“Vale un Perù”

Viaggio fai da te alla scoperta dei misteri e delle bellezze naturali di questa terra antica e lontana: dalle linee di Nasca a Machu Picchu, dalle catene andine al lago Titicaca. L’espressione “Vale un Perù”, utilizzata per indicare qualcosa di ...

  • di Oli79
    pubblicato il
  • Partenza il
    Ritorno il
  • Viaggiatori: 3
    Spesa: Oltre 3000 euro
 

Un fai-da-te tira l’altro. Dopo il Brasile non è più pensabile un viaggio organizzato diversamente: la libertà, il senso d’avventura e la gioia di scoprire autonomamente qualcosa di nuovo è impagabile! Dopo aver letto decine di recensioni, abbiamo prenotato via Internet tutti gli alberghi: la scelta si è rivelata ottima, perché abbiamo trovato strutture al di sopra di ogni aspettativa. Ci siamo invece affidati all’esperienza di Casa Yolanda (www.casayolandalima.com/) per i trasferimenti interni via terra, il sorvolo di Nasca, l’escursione al Cañón del Colca e l’ingresso a Machu Picchu. Con il senno di poi avremmo dovuto fermarci un giorno in più sia a Puno che a Cusco per godere appieno delle attrattive di questi luoghi.

Lunedì 23 Luglio 2012

Partiamo da Milano Malpensa, via Madrid, per Lima, la capitale del Perù, la terra dell’oro e dei mille misteri. L’attesa del volo per Lima dura più di tre ore: ci sono ben quattro aerei di diverse compagnie in partenza per il Perù (noi voliamo con Iberia) e un impressionante numero di bimbetti peruviani, parlanti italiano, che non stanno fermi un attimo. Il nostro aereo non è di ultima generazione: i sedili non sono provvisti di monitor e di conseguenza è quasi impossibile guardare i film in programmazione. Il servizio a bordo, inoltre, è praticamente inesistente. Quindi… non ci resta altro che dormire!

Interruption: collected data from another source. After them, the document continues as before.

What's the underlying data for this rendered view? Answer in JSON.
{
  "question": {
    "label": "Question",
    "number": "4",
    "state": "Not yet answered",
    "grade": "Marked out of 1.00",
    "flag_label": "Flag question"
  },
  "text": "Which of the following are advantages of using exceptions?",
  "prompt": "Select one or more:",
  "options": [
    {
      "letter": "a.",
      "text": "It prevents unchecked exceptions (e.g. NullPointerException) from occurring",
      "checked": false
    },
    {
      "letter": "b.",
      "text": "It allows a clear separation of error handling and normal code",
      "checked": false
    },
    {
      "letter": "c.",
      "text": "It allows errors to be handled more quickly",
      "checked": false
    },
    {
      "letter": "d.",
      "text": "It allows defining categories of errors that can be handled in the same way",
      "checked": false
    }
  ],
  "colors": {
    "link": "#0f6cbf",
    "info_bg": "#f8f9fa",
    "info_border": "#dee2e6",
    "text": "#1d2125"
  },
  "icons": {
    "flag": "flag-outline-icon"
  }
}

Martedì 24 Luglio 2012 – Lima

Arriviamo a Lima in anticipo sull’orario previsto. La dogana è superveloce, in compenso l’attesa delle valigie è snervante (impieghiamo più di un’ora per recuperare i bagagli). Edison, l’autista di Casa Yolanda, ci accompagna all’albergo Radisson Hotel Decapolis nella zona di Miraflores. La città, malgrado siano le sette di mattina, è completamente sveglia e le strade sono piene di gente. Il cielo è grigio e velato a causa della garúa, la nebbiolina tipica dell’inverno limense: dalla calda estate italiana siamo piombati nell’inverno peruviano! In albergo abbiamo appuntamento con Yolanda che ci consegna i biglietti e i voucher dei vari trasferimenti che ha acquistato per noi e che ci dà ottimi consigli su come “muoverci” in questo paese. Visto che la camera sarà a nostra disposizione solo nel pomeriggio, decidiamo di prendere un taxi per visitare il centro storico (bisogna contrattare il prezzo della corsa in quanto i taxi non hanno il tassametro). Siamo stanchi per il lungo viaggio e per il fuso orario (ben sette ore di differenza) ma non vogliamo perdere neppure un minuto.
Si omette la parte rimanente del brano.